Voice VLAN: 101 (VOIP) — confirms the phone’s tagged traffic will be placed in VLAN 101.

Negotiation of Trunking: Off — the port is not using DTP to negotiate trunking with the connected device.

Notice that the VLAN names appear next to the VLAN numbers. That’s another reason to name your VLANs when you create them — it makes verification output much easier to read at a glance.

If you want to verify the VLANs themselves are properly created and active, show vlan brief will list all VLANs and the ports assigned to them. Trunk port configuration between switches is a separate concern — if you’re carrying these VLANs across inter-switch links, those trunk ports need to permit VLAN 100 and 101 as well (Internal link suggestion: “Configure trunk ports on cisco switches”).

Summary

Voice VLAN solves a real physical and logical problem in enterprise networks. By leveraging the three-port switch inside IP phones, you eliminate the need for separate cable runs and switchports while still keeping voice and data traffic isolated at the VLAN level.
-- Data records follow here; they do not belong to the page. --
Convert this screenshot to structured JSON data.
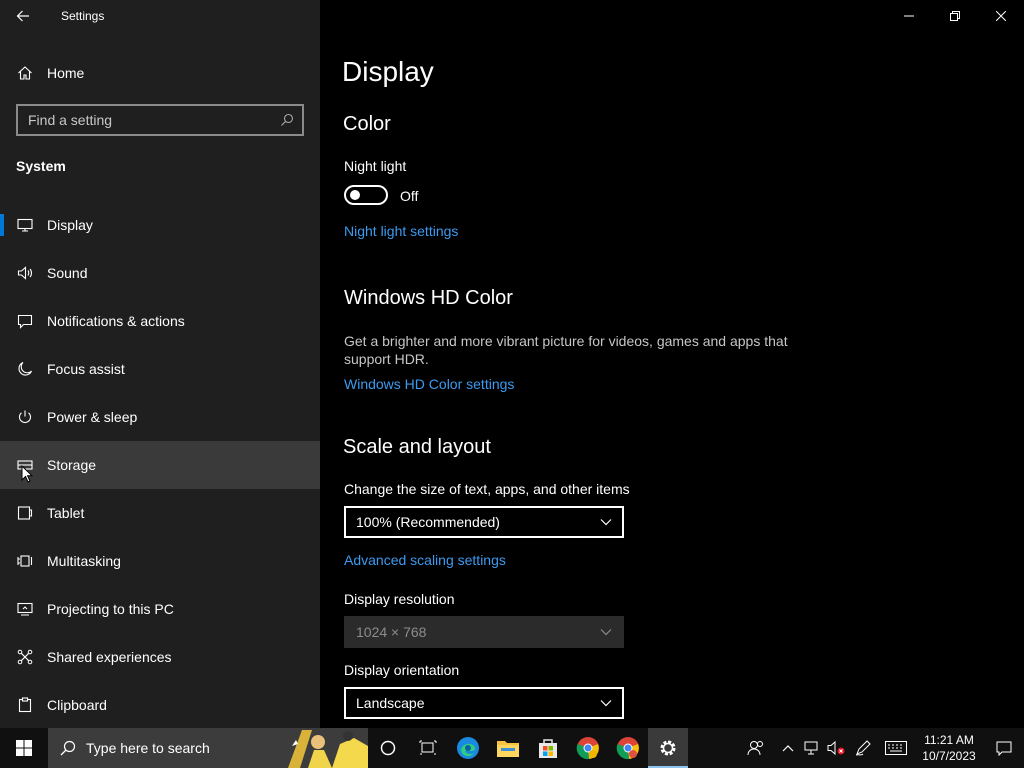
{
  "window": {
    "app_title": "Settings",
    "back_icon": "back-arrow-icon",
    "minimize_icon": "minimize-icon",
    "restore_icon": "restore-icon",
    "close_icon": "close-icon"
  },
  "sidebar": {
    "home_label": "Home",
    "search_placeholder": "Find a setting",
    "section_label": "System",
    "items": [
      {
        "label": "Display",
        "icon": "monitor-icon",
        "selected": true
      },
      {
        "label": "Sound",
        "icon": "speaker-icon"
      },
      {
        "label": "Notifications & actions",
        "icon": "message-icon"
      },
      {
        "label": "Focus assist",
        "icon": "moon-icon"
      },
      {
        "label": "Power & sleep",
        "icon": "power-icon"
      },
      {
        "label": "Storage",
        "icon": "drive-icon",
        "hover": true
      },
      {
        "label": "Tablet",
        "icon": "tablet-icon"
      },
      {
        "label": "Multitasking",
        "icon": "multitask-icon"
      },
      {
        "label": "Projecting to this PC",
        "icon": "project-icon"
      },
      {
        "label": "Shared experiences",
        "icon": "shared-icon"
      },
      {
        "label": "Clipboard",
        "icon": "clipboard-icon"
      }
    ]
  },
  "main": {
    "title": "Display",
    "color": {
      "heading": "Color",
      "night_light_label": "Night light",
      "night_light_state": "Off",
      "night_light_link": "Night light settings"
    },
    "hdr": {
      "heading": "Windows HD Color",
      "description": "Get a brighter and more vibrant picture for videos, games and apps that support HDR.",
      "link": "Windows HD Color settings"
    },
    "scale": {
      "heading": "Scale and layout",
      "size_label": "Change the size of text, apps, and other items",
      "size_value": "100% (Recommended)",
      "advanced_link": "Advanced scaling settings",
      "resolution_label": "Display resolution",
      "resolution_value": "1024 × 768",
      "orientation_label": "Display orientation",
      "orientation_value": "Landscape"
    }
  },
  "taskbar": {
    "search_text": "Type here to search",
    "time": "11:21 AM",
    "date": "10/7/2023",
    "accent": "#0078d7",
    "link_color": "#3c9bf0"
  }
}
The switch port uses a combination of switchport access vlan for untagged computer traffic and switchport voice vlan for tagged phone traffic. The phone learns its VLAN assignment through CDP or LLDP. From the switch’s perspective, untagged frames land in the data VLAN and tagged frames carrying the voice VLAN ID are handled separately — enabling QoS policies to prioritize call traffic over regular data flows.

For the CCNA exam, make sure you understand that a port configured with both commands is neither a pure access port nor a full trunk port — it’s a hybrid that handles exactly two VLANs in different ways. That distinction frequently appears on exam questions.